Cystic pancreatic tumors are also known as cystadenomas. These tumors develop on the surface of the pancreas. A cystadenoma is an uncommon type of pancreatic tumor that accounts for only 1 percent of all tumors of the pancreas. In fact, since 1981 when cystadenomas where first diagnosed, only 150 cases have been reported. Cystic pancreatic tumors most commonly affect younger females.

Types of cystic pancreatic tumors are mucionous cystadenoma, serous cystadenoma and mucinous ductal ectasia. Mucionous cystic neoplasms are the most common cystic tumors of the pancreas and are most often diagnosed in women around 54 years of age.

Pancreatic cysts appear like masses containing debris and that is a structural difference between cystadenomas and solid tumors of the pancreas. However, mucionous cystic neoplasms (MCNs) and neuroendocrine tumors of the pancreas have a tendency to turn into malignant masses. One study has shown that 64 percent of patients with mucinous cystic neoplasms had malignant tumors but most of them were treatable while 22 percent had metastasized to other parts of the body.


Another common form of benign pancreatic tumor is the insulinoma of the neuroendocrine system. They rarely develop into cancer. An insulinoma affects insulin producing cells and is considered as a functioning tumor as it releases the hormone insulin. Insulinomas cause symptoms such as behavioral changes, hallucinations, confusion, weakness, tremor, fatigue, hunger and seizures. Individuals affected by inslinomas are often overweight because excess insulin produced by the tumor causes absorption of sugar by body cells. Characteristics of Benign Pancreatic Tumors

Although benign pancreatic tumors do not have damaging features, they are not exactly harmless as they may become cancerous and cause bothersome symptoms. Benign tumors of the pancreas may lead to anemia, pain, decreased appetite, nausea and weight loss.

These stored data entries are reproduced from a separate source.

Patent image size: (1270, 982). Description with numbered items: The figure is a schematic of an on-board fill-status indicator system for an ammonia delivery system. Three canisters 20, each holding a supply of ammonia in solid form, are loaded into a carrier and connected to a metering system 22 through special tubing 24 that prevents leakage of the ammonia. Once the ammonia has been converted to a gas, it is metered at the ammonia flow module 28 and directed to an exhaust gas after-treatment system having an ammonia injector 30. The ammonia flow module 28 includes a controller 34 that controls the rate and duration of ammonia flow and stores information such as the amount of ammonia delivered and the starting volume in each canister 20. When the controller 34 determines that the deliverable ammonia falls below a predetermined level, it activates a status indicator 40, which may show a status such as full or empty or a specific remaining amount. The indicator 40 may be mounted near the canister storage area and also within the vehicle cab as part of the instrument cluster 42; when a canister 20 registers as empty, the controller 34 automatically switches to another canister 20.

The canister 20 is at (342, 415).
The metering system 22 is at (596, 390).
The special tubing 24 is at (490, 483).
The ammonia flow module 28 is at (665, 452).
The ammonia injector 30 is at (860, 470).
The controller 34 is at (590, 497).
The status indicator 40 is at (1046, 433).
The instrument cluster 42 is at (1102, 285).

However, serous cystadenomas and mucinous cystic neoplasms are often asymptomatic. Because of this, these tumors are usually found incidentally during imaging tests done for other reasons. Even when discovered, they are often misdiagnosed as pseudocysts. This increases the risk of pancreatic cancer because patients with misdiagnosed cysts do not receive prompt and adequate treatment.

Therefore, to make a correct diagnosis doctors have to perform a biopsy of a pancreatic tumor using the guidance of CT scan. Surgical removal of benign pancreatic tumors is the preferred treatment option and these tumors rarely reappear after being removed.